Mavis swallowed. “I didn’t ask you to.”
“I know,” Francis replied. “That’s the problem.”
She turned then, and her face was almost expressionless, but her eyes were not. They looked tired.
“Do you hate me?” she asked.
Francis’s throat moved. “No,” he said, and the honesty in it was painful. “But I’m scared of what you’re becoming.”
Mavis stared at him, as if he’d just told her the world was ending again.
“I became this a long time ago,” she whispered.
Francis shook his head. “No,” he said. “You became powerful a long time ago. This—this coldness—this is new.”
Mavis’s mouth tightened. She wanted to argue. She wanted to strike him with words until he flinched the way everyone else did. But she couldn’t. Not him.
Not the only person who still spoke to her like she could be better.
So she did the only thing she knew that kept pain from spilling out.
She turned away and walked.
Francis didn’t follow.
??????
Days continued to pass like a blur. The bunker felt too small.
Mavis moved through corridors that had once seemed endless and now felt like a looped track. People bowed. People smiled too quickly. People stepped aside like she was a rolling boulder they couldn’t stop. Their fear had the same taste as always, but now it mixed with something else—euphoria.

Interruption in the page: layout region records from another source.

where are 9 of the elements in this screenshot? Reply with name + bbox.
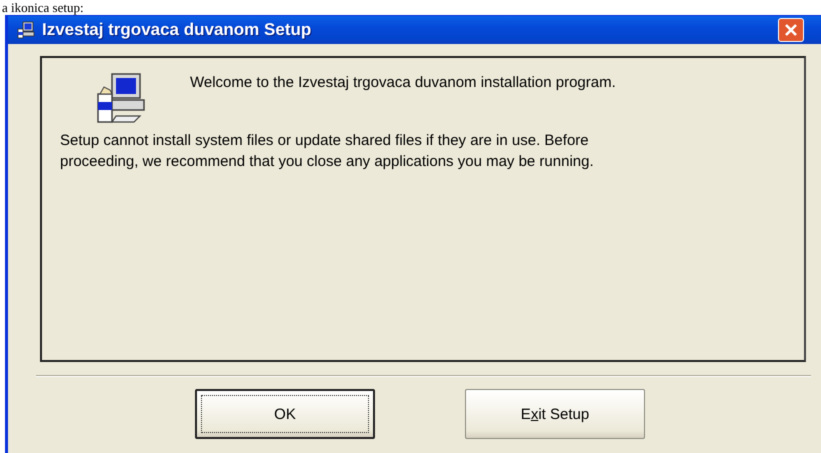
close-button[interactable] [778,18,804,42]
caption-text: a ikonica setup: [1,0,85,15]
close-icon [783,22,799,38]
welcome-text: Welcome to the Izvestaj trgovaca duvanom installation program. [190,74,616,91]
window-title: Izvestaj trgovaca duvanom Setup [42,20,312,40]
dialog-button[interactable]: Exit Setup [465,389,645,439]
dialog-button[interactable]: OK [195,389,375,439]
message-text: Setup cannot install system files or update shared files if they are in use. Before proceeding, we recommend that you close any applications you may be running. [60,131,595,172]
installer-icon [16,20,36,40]
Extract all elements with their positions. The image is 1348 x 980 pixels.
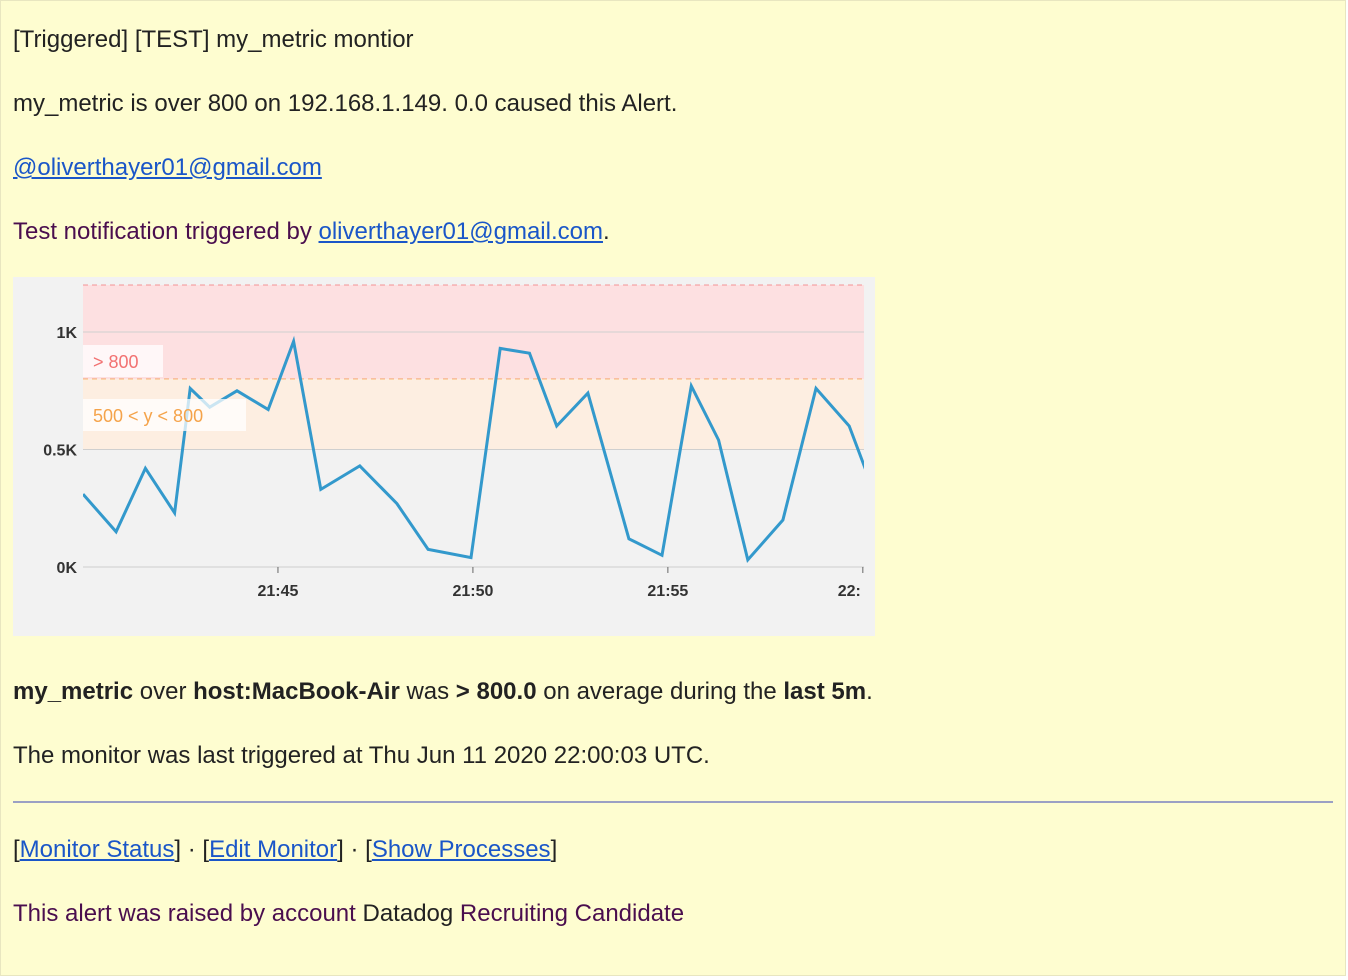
email-subject: [Triggered] [TEST] my_metric montior	[13, 26, 414, 53]
last-triggered-line: The monitor was last triggered at Thu Ju…	[13, 742, 710, 769]
show-processes-link[interactable]: Show Processes	[372, 836, 551, 863]
y-tick-label: 1K	[57, 325, 78, 342]
detail-metric: my_metric	[13, 678, 134, 705]
metric-graph-svg: 1K 0.5K 0K 21:45 21:50 21:55 22: > 800 500 < y <…	[43, 284, 864, 600]
threshold-label-alert: > 800	[93, 352, 139, 372]
divider	[13, 801, 1333, 803]
x-tick-label: 21:55	[647, 583, 688, 600]
detail-over: over	[133, 678, 194, 705]
footer-suffix: Recruiting Candidate	[453, 900, 685, 927]
mention-link[interactable]: @oliverthayer01@gmail.com	[13, 154, 322, 181]
x-tick-label: 21:45	[257, 583, 298, 600]
metric-graph: 1K 0.5K 0K 21:45 21:50 21:55 22: > 800 500 < y <…	[13, 277, 875, 636]
x-tick-label: 22:	[838, 583, 861, 600]
detail-was: was	[399, 678, 456, 705]
footer-account: Datadog	[362, 900, 454, 927]
detail-host: host:MacBook-Air	[193, 678, 400, 705]
footer-line: This alert was raised by account Datadog…	[13, 899, 684, 929]
monitor-status-link[interactable]: Monitor Status	[20, 836, 175, 863]
alert-summary: my_metric is over 800 on 192.168.1.149. …	[13, 90, 678, 117]
detail-threshold: > 800.0	[455, 678, 537, 705]
test-notification-prefix: Test notification triggered by	[13, 218, 319, 245]
y-tick-label: 0.5K	[43, 443, 77, 460]
monitor-links: [Monitor Status] · [Edit Monitor] · [Sho…	[13, 835, 557, 865]
mention-line: @oliverthayer01@gmail.com	[13, 153, 322, 183]
bracket-close: ]	[550, 836, 558, 863]
edit-monitor-link[interactable]: Edit Monitor	[209, 836, 337, 863]
monitor-detail-line: my_metric over host:MacBook-Air was > 80…	[13, 677, 873, 707]
detail-average: on average during the	[536, 678, 784, 705]
alert-email-panel: [Triggered] [TEST] my_metric montior my_…	[0, 0, 1346, 976]
bracket-open: [	[13, 836, 20, 863]
test-notification-line: Test notification triggered by olivertha…	[13, 217, 610, 247]
links-separator-1: ] · [	[174, 836, 210, 863]
threshold-label-warning: 500 < y < 800	[93, 406, 203, 426]
test-notification-email-link[interactable]: oliverthayer01@gmail.com	[319, 218, 603, 245]
detail-window: last 5m	[783, 678, 867, 705]
x-tick-label: 21:50	[452, 583, 493, 600]
test-notification-suffix: .	[602, 218, 610, 245]
detail-end: .	[866, 678, 873, 705]
footer-prefix: This alert was raised by account	[13, 900, 363, 927]
links-separator-2: ] · [	[337, 836, 372, 863]
y-tick-label: 0K	[57, 560, 78, 577]
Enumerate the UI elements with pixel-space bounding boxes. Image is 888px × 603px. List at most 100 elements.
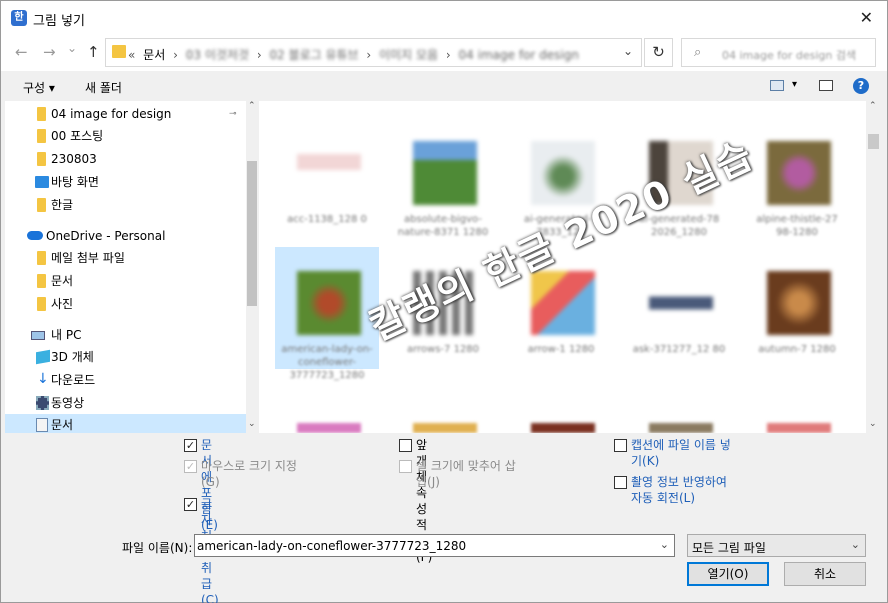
- file-thumbnail: [531, 271, 595, 335]
- tree-item-mail-attachments[interactable]: 메일 첨부 파일: [25, 247, 241, 269]
- chevron-right-icon[interactable]: ›: [173, 48, 178, 62]
- view-options-icon[interactable]: [770, 80, 784, 91]
- folder-icon: [37, 198, 46, 212]
- tree-item-videos[interactable]: 동영상: [25, 392, 241, 414]
- search-icon: ⌕: [694, 45, 702, 60]
- file-thumbnail: [649, 423, 713, 433]
- file-name: arrow-1 1280: [527, 344, 595, 355]
- file-thumbnail: [297, 423, 361, 433]
- tree-item-downloads[interactable]: ↓ 다운로드: [25, 369, 241, 391]
- folder-icon: [37, 274, 46, 288]
- address-bar[interactable]: « 문서 › 03 이것저것 › 02 블로그 유튜브 › 이미지 모음 › 0…: [105, 38, 642, 67]
- breadcrumb-item[interactable]: 02 블로그 유튜브: [269, 48, 358, 62]
- file-tile[interactable]: acc-1138_128 0: [275, 117, 379, 239]
- options-panel: ✓ 문서에 포함(E) ✓ 마우스로 크기 지정 (G) ✓ 글자처럼 취급(C…: [1, 433, 887, 603]
- file-type-select[interactable]: 모든 그림 파일 ⌄: [687, 534, 866, 557]
- tree-item-3d-objects[interactable]: 3D 개체: [25, 346, 241, 368]
- file-tile[interactable]: alpine-thistle-27 98-1280: [745, 117, 849, 239]
- breadcrumb-item[interactable]: 이미지 모음: [379, 48, 438, 62]
- file-thumbnail: [413, 423, 477, 433]
- chevron-right-icon[interactable]: ›: [366, 48, 371, 62]
- preview-pane-icon[interactable]: [819, 80, 833, 91]
- breadcrumb-overflow[interactable]: «: [128, 48, 135, 62]
- tree-scroll-thumb[interactable]: [247, 161, 257, 306]
- checkbox-checked[interactable]: ✓: [184, 498, 197, 511]
- help-icon[interactable]: ?: [853, 78, 869, 94]
- file-thumbnail: [531, 423, 595, 433]
- folder-icon: [37, 129, 46, 143]
- pin-icon[interactable]: ⊸: [229, 103, 237, 125]
- file-name: acc-1138_128 0: [287, 214, 367, 225]
- cube-icon: [36, 349, 50, 365]
- organize-button[interactable]: 구성 ▾: [23, 79, 55, 96]
- navigation-bar: ← → ⌄ ↑ « 문서 › 03 이것저것 › 02 블로그 유튜브 › 이미…: [1, 35, 887, 71]
- file-thumbnail: [297, 271, 361, 335]
- desktop-icon: [35, 176, 49, 188]
- close-icon[interactable]: ✕: [860, 8, 873, 27]
- breadcrumb-item[interactable]: 03 이것저것: [186, 48, 249, 62]
- tree-item-onedrive[interactable]: OneDrive - Personal: [9, 225, 241, 247]
- checkbox-unchecked[interactable]: [614, 476, 627, 489]
- recent-locations-icon[interactable]: ⌄: [67, 41, 77, 55]
- refresh-button[interactable]: ↻: [644, 38, 673, 67]
- tree-item-desktop[interactable]: 바탕 화면: [25, 171, 241, 193]
- file-tile[interactable]: autumn-7 1280: [745, 247, 849, 369]
- tree-item-this-pc[interactable]: 내 PC: [9, 324, 241, 346]
- download-icon: ↓: [37, 371, 49, 387]
- search-box[interactable]: ⌕ 04 image for design 검색: [681, 38, 876, 67]
- window-title: 그림 넣기: [33, 14, 85, 29]
- breadcrumb-item[interactable]: 04 image for design: [459, 48, 579, 62]
- chevron-down-icon[interactable]: ⌄: [869, 419, 877, 429]
- chevron-down-icon[interactable]: ⌄: [248, 419, 256, 429]
- checkbox-disabled: ✓: [184, 460, 197, 473]
- chevron-up-icon[interactable]: ⌃: [248, 101, 256, 111]
- tree-item-image-for-design[interactable]: 04 image for design ⊸: [25, 103, 241, 125]
- checkbox-checked[interactable]: ✓: [184, 439, 197, 452]
- chevron-down-icon[interactable]: ⌄: [623, 44, 633, 58]
- file-thumbnail: [413, 141, 477, 205]
- forward-arrow-icon[interactable]: →: [43, 43, 56, 61]
- file-name: alpine-thistle-27 98-1280: [756, 214, 838, 238]
- content-scroll-thumb[interactable]: [868, 134, 879, 149]
- file-name: arrows-7 1280: [406, 344, 480, 355]
- new-folder-button[interactable]: 새 폴더: [85, 79, 122, 96]
- insert-picture-dialog: 한 그림 넣기 ✕ ← → ⌄ ↑ « 문서 › 03 이것저것 › 02 블로…: [0, 0, 888, 603]
- back-arrow-icon[interactable]: ←: [15, 43, 28, 61]
- document-icon: [36, 418, 48, 432]
- filename-combobox[interactable]: ⌄: [194, 534, 675, 557]
- chevron-right-icon[interactable]: ›: [446, 48, 451, 62]
- tree-item-pictures[interactable]: 사진: [25, 293, 241, 315]
- file-name: ask-371277_12 80: [632, 344, 726, 355]
- file-thumbnail: [767, 141, 831, 205]
- file-thumbnail: [767, 423, 831, 433]
- tree-item-documents-onedrive[interactable]: 문서: [25, 270, 241, 292]
- pc-icon: [31, 331, 45, 340]
- checkbox-unchecked[interactable]: [614, 439, 627, 452]
- chevron-down-icon[interactable]: ⌄: [660, 538, 669, 551]
- content-scrollbar[interactable]: ⌃ ⌄: [866, 101, 881, 433]
- command-bar: 구성 ▾ 새 폴더 ▾ ?: [1, 71, 887, 101]
- filename-input[interactable]: [197, 537, 652, 555]
- file-tile[interactable]: absolute-bigvo-nature-8371 1280: [391, 117, 495, 239]
- cancel-button[interactable]: 취소: [784, 562, 866, 586]
- breadcrumb-item[interactable]: 문서: [143, 48, 165, 62]
- file-thumbnail: [649, 271, 713, 335]
- tree-item-posting[interactable]: 00 포스팅: [25, 125, 241, 147]
- filename-label: 파일 이름(N):: [122, 541, 193, 555]
- chevron-down-icon[interactable]: ⌄: [851, 538, 860, 551]
- view-dropdown-icon[interactable]: ▾: [792, 79, 797, 90]
- tree-item-documents[interactable]: 문서: [5, 414, 246, 433]
- file-type-value: 모든 그림 파일: [692, 541, 766, 555]
- folder-icon: [37, 107, 46, 121]
- chevron-up-icon[interactable]: ⌃: [869, 101, 877, 111]
- open-button[interactable]: 열기(O): [687, 562, 769, 586]
- up-arrow-icon[interactable]: ↑: [87, 43, 100, 61]
- tree-scrollbar[interactable]: ⌃ ⌄: [246, 101, 258, 433]
- file-tile[interactable]: ask-371277_12 80: [627, 247, 731, 369]
- checkbox-unchecked[interactable]: [399, 439, 412, 452]
- checkbox-disabled: [399, 460, 412, 473]
- tree-item-hangul[interactable]: 한글: [25, 194, 241, 216]
- tree-item-230803[interactable]: 230803: [25, 148, 241, 170]
- file-thumbnail: [767, 271, 831, 335]
- chevron-right-icon[interactable]: ›: [257, 48, 262, 62]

They were winning. Because of her.
General Arnold’s broadcasts played on monitors in common areas. He spoke of unity, of rebuilding, of “the dawn after the long winter.” The words sounded like propaganda because they were propaganda, but people wanted to believe them, and belief was a currency more valuable than food.
Mavis didn’t watch.
She found Francis in the hydroponics corridor, standing between rows of pale green leaves under harsh lamps. He was alone, hands in his pockets, staring at a tray of seedlings as if their fragile existence was a riddle.
He looked up when she approached, and something in his face tightened. He hadn’t avoided her, but he hadn’t sought her out either since the negotiation massacre.
“Mavis,” he said carefully.
“Hey” she said softly. “Have you been avoiding me?”
“No” Francies denied, almost too quickly, like her question was poisonous.
She sensed it and inhaled, hanging her head. Then she faced him once again. “Don’t judge me!” she blurted out, the expression on her face pained, like she was pleading.
Francis walked over to meet her, reached out and took her hands. “I— I’m not.”
“Yes you are.” She let go and turned, moving away from him. She didn’t want him to see her looking so vulnerable. Why did he always make her feel so vulnerable?
Mavis reached the end of the row of hydroponic plants. Anger and frustration seeped into her voice. “You don’t know how it feels. To… to be alone. To be feared by everyone. Every day.” She glanced from the hydroponic plant she had been staring at, to look at him, expecting a response. But he gave her nothing. The expression on his face was more amused than anything.
“What’s so funny?” Mavis glared at him.
“Nothing.” Francis smiled. “Just that you’re not alone. You have me.”
Her gaze shifted to one of confusion then relief.
He was relieved too that she hadn’t abandoned him.